Washington Post recently revealed that Hillary Clinton and the DNC gave a lot of money for the creation of the Fusion GPS dossier filled with unconfirmed theories about President Trump.
And now the Campaign Legal Center filed a complaint with the Federal Election Commission saying that Clinton and the DNC hiding these payments was a violation of the federal campaign finance law.
“By filing misleading reports, the DNC and Clinton campaign undermined the vital public information role of campaign disclosures,” stated the senior director of trial litigation and strategy at CLC and former FEC official, Adav Noti. “Voters need campaign disclosure laws to be enforced so they can hold candidates accountable for how they raise and spend money. The FEC must investigate this apparent violation and take appropriate action.”
“Questions about who paid for this dossier are the subject of intense public interest, and this is precisely the information that FEC reports are supposed to provide,” stated director of federal and FEC reform at CLC, Brendan Fischer. “Payments by a campaign or party committee to an opposition research firm are legal, as long as those payments are accurately disclosed. But describing payments for opposition research as ‘legal services’ is entirely misleading and subverts the reporting requirements.”

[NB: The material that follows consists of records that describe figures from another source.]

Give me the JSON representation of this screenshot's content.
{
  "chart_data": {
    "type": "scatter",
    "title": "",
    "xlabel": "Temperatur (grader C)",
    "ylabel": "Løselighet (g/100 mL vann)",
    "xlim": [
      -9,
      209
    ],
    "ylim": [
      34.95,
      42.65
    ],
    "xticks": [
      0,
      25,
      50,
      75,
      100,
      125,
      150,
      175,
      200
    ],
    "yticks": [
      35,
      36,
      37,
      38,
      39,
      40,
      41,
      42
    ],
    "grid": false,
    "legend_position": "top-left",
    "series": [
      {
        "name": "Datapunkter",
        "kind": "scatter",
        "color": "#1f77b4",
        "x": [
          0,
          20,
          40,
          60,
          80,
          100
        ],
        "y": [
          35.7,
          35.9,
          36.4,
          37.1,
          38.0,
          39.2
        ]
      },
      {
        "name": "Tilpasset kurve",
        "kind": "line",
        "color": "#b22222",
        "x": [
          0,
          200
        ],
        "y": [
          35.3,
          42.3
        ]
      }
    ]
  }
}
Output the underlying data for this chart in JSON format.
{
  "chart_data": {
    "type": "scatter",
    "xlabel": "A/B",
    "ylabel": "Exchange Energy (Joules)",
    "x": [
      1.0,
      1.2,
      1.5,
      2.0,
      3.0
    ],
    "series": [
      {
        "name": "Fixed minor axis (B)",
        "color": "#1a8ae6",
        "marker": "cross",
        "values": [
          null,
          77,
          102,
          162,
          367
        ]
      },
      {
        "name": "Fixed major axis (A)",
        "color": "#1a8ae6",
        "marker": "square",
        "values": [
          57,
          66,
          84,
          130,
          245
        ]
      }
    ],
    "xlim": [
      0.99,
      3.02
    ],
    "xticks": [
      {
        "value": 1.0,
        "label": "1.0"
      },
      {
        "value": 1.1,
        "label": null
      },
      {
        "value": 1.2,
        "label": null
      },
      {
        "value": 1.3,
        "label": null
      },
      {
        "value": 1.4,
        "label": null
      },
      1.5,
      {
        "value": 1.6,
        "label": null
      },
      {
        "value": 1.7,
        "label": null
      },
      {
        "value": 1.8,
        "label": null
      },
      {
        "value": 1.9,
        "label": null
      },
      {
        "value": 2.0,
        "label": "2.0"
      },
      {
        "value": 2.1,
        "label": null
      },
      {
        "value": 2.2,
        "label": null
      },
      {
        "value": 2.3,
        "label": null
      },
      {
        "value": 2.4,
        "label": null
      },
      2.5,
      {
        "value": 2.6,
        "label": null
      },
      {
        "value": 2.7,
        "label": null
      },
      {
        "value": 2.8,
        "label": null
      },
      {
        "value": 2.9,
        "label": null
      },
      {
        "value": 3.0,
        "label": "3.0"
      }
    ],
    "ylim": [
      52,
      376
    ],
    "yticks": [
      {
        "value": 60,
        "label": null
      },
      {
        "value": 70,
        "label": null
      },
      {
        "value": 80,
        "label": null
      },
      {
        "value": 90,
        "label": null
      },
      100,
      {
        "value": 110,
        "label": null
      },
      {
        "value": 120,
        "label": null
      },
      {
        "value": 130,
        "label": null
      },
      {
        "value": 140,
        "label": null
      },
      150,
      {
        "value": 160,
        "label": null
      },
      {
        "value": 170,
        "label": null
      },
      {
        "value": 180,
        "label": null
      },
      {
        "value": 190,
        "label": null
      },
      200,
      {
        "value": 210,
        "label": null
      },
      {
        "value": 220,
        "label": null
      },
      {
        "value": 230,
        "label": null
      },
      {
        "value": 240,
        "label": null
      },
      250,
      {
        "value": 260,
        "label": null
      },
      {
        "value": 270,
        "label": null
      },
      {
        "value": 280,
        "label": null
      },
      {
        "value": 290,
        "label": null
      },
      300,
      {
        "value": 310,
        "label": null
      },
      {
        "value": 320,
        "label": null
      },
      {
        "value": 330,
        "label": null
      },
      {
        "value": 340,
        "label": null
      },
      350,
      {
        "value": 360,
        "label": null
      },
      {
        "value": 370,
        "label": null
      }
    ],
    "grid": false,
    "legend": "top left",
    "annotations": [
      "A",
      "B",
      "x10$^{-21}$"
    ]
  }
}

Hillary and the DNC knew that they can be tied to the “Trump dossier,” so they hired a law firm to make the payment to the FusionGPS, and that way the firm is tied by a “lawyer-client privilege” from disclosing anything about this payment. Furthermore, Hillary was able to hide the payment by labeling it as “legal services.”
Here is the complaint:
“The Commission has not always required committees to report the identity of subcontractors whom itemized contractors hire, as long as the stated purpose of the payment to the contractor reflected the “actual purpose” of the subsequent payment to the subcontractor, and the contractor receiving the disbursement has an “arms-length” relationship with the committee making the disbursement. See Advisory Opinion 1983-25 (Mondale) at 3. That is not the case here. The stated purpose of the disbursements to Perkins Coie (“Legal Services” or “Legal and Compliance Consulting”) did not reflect the “actual purpose” of how the disbursement was intended to be used in hiring Fusion GPS as a subcontractor. Additionally, Hillary for America and the DNC did not have an arms-length relationship with Perkins Coie; the Chair of that firm’s political law practice, Marc Elias, was the Clinton campaign’s general counsel, and according to the Washington Post was “acting on behalf of the Clinton campaign and the DNC” when he contracted with Fusion GPS for opposition research.”
Hillary Clinton hasn’t commented on the story yet because she is aware that there are more revelations that will come up, she is waiting for the story to stabilize so she can offer some lie as a response.